Counsel further informed the circuit court that he did not know where mother was or if she was

coming to the hearing. He explained that “the last orders [he] had were to go forward [with the

appeal],” but “[f]inal preparations were never made.” Counsel told the court that they “did not

actually have a trial [at the JDR court level], because it was too emotionally difficult” for mother.

Counsel speculated that mother may have been “having more emotional issues.” Counsel

concluded, “We’re here at the Court’s discretion. I’m the only one present on my side.”

The circuit court noted that the case was scheduled for 10:00 a.m. and it was 10:15 a.m.

and that mother was not present.
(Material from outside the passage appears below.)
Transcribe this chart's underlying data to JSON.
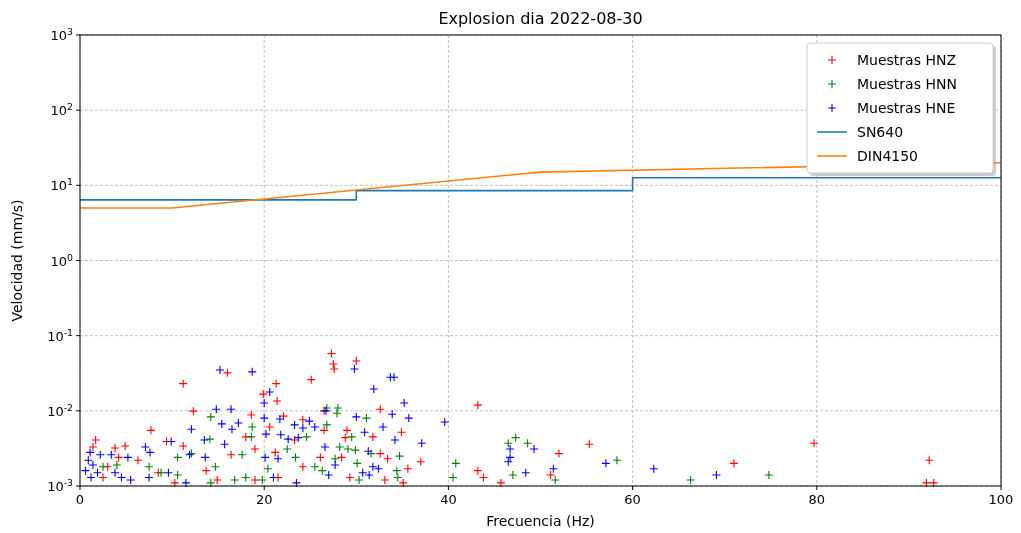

The circuit court decided to pass the matter by for fifteen

minutes to see if mother appeared.

After the recess, the matter was called again at 11:00 a.m., but mother still was not

present. The Department moved to dismiss the appeals under Code § 16.1-106.1(D), which

provides:

If a party who has appealed a judgment or order of a district court fails to appear in circuit court either at the time for setting the appeal for trial or on the trial date, the circuit court may, upon the motion of any party, enter an order treating the appeal as withdrawn and disposing of the case in accordance with this section. If no party appears for trial, the court may deem the appeal to be withdrawn without a motion and enter an order disposing of the case in accordance with this section.
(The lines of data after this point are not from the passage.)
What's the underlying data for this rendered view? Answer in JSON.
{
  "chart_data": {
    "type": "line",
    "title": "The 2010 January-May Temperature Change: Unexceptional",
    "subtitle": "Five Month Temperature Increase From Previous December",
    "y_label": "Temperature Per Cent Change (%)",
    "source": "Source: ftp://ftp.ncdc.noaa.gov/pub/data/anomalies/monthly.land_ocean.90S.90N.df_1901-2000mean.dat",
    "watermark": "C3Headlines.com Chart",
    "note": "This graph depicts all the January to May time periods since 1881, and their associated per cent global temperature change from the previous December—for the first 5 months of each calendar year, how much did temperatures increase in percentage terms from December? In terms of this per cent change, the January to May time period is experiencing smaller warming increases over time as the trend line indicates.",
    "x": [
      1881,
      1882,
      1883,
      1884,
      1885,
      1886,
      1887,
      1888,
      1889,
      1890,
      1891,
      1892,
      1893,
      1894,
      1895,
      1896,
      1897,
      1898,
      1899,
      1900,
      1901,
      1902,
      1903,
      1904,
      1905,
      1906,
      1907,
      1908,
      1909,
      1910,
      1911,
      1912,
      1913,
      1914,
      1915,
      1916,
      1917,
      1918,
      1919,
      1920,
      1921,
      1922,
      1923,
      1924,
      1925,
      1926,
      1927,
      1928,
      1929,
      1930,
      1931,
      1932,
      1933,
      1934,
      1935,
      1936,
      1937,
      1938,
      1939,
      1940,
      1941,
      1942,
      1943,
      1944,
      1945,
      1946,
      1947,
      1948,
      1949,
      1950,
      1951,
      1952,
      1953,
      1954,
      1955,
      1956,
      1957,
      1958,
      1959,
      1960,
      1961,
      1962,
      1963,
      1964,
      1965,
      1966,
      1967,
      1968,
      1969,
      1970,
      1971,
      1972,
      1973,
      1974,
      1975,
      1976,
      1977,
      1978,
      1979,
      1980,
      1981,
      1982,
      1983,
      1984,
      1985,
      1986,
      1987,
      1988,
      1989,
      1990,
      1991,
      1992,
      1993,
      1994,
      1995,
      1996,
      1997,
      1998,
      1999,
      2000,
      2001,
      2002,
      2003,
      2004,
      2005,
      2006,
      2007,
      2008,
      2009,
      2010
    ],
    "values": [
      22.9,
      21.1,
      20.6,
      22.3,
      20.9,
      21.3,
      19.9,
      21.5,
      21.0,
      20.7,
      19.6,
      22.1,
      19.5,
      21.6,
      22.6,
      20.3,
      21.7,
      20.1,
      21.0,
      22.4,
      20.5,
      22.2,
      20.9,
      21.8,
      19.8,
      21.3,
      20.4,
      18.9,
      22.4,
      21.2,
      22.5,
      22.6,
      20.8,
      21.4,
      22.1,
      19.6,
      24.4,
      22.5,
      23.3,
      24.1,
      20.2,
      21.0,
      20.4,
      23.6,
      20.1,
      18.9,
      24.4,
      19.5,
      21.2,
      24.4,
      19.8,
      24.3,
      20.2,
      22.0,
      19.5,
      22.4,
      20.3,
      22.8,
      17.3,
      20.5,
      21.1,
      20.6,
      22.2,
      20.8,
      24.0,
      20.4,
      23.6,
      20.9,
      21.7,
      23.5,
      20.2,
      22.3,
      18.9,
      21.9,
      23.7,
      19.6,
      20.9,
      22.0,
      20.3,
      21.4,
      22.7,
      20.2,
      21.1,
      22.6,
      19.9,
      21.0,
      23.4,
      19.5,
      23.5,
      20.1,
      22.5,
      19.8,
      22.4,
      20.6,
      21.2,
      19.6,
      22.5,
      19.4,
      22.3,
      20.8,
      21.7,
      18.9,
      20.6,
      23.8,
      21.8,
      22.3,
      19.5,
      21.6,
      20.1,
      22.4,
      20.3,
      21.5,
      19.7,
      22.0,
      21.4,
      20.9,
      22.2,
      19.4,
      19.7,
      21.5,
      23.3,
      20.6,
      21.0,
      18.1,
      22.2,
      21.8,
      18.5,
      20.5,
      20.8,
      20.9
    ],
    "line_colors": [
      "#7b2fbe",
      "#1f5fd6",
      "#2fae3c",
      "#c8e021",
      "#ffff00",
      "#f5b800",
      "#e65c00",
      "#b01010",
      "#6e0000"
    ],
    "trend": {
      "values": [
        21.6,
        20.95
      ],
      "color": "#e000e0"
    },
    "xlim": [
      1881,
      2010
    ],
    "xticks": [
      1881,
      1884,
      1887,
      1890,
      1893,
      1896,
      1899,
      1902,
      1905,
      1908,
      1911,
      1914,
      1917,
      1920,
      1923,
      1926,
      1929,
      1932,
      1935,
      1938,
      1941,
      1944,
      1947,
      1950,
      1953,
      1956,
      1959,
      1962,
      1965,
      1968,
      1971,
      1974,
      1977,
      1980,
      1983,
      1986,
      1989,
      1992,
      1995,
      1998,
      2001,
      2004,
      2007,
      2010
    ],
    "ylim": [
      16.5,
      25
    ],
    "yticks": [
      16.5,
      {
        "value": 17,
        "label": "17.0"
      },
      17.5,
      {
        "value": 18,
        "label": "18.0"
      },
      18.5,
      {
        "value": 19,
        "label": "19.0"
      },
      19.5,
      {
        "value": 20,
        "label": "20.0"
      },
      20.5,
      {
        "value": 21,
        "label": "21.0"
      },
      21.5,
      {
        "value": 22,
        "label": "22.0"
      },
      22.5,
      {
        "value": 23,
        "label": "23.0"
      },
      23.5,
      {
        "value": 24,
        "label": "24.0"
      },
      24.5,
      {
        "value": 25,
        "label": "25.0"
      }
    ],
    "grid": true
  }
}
Mother’s counsel did not offer any arguments or objections to the Department’s motion. The

circuit court found that “there has been contact from the mom in this case. That would suggest

that either she failed to remember, or did not remember this matter this morning, or chose not to

be here.” The circuit court granted the Department’s motion, dismissed the appeals, and

remanded the matter to the JDR court. The circuit court entered an order reflecting its ruling.
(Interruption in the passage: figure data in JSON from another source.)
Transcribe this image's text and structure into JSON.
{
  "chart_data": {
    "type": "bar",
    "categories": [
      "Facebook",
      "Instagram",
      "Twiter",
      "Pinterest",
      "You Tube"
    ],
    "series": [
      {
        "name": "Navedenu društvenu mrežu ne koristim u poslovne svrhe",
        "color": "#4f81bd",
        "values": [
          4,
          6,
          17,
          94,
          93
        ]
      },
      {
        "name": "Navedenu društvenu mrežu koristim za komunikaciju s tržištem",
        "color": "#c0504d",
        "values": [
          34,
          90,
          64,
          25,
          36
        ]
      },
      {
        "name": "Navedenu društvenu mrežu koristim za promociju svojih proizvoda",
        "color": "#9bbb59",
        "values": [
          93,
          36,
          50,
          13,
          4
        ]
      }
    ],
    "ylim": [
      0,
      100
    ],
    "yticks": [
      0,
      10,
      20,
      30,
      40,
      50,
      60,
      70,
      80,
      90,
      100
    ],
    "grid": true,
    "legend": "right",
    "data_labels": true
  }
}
-3- Mother’s counsel endorsed the order as “Seen and Objected to” without further explanation.

Mother did not file any post-trial motions, although she did file a pro se notice of appeal.3

ANALYSIS

Mother argues that the circuit court erred when it dismissed her appeals. She admits that

she did not preserve this argument for appeal but asks the Court to apply the ends of justice

exception.

“No ruling of the trial court . . . will be considered as a basis for reversal unless an

objection was stated with reasonable certainty at the time of the ruling, except for good cause

shown or to enable the Court of Appeals to attain the ends of justice.” Rule 5A:18. “The Court

of Appeals will not consider an argument on appeal which was not presented to the trial court.”

Tackett v. Arlington Cty. Dep’t of Human Servs., 62 Va. App. 296, 315 (2013) (quoting Ohree v.

Commonwealth, 26 Va. App. 299, 308 (1998)). “[E]ven due process claims will not be

considered for the first time on appeal.” Id. at 324 (quoting Stokes v. Commonwealth, 61

Va. App. 388, 396 (2013)). “One of the tenets of Virginia’s jurisprudence is that trial counsel

must timely object with sufficient specificity to an alleged error at trial to preserve that error for

appellate review.” Perry v. Commonwealth, 58 Va. App. 655, 666 (2011). “The purpose of

Rule 5A:18 is ‘to ensure that the trial court and opposing party are given the opportunity to

intelligently address, examine, and resolve issues in the trial court, thus avoiding unnecessary

appeals.’” Friedman v. Smith, 68 Va. App. 529, 544 (2018) (quoting Andrews v.

Commonwealth, 37 Va. App. 479, 493 (2002)).

“The ‘ends of justice’ exception to Rule 5A:18 is ‘narrow and is to be used sparingly.’”

Pearce v. Commonwealth, 53 Va. App. 113, 123 (2008) (quoting Bazemore v. Commonwealth,

3 The circuit court subsequently appointed new counsel to represent mother on her appeal. -4- 42 Va. App.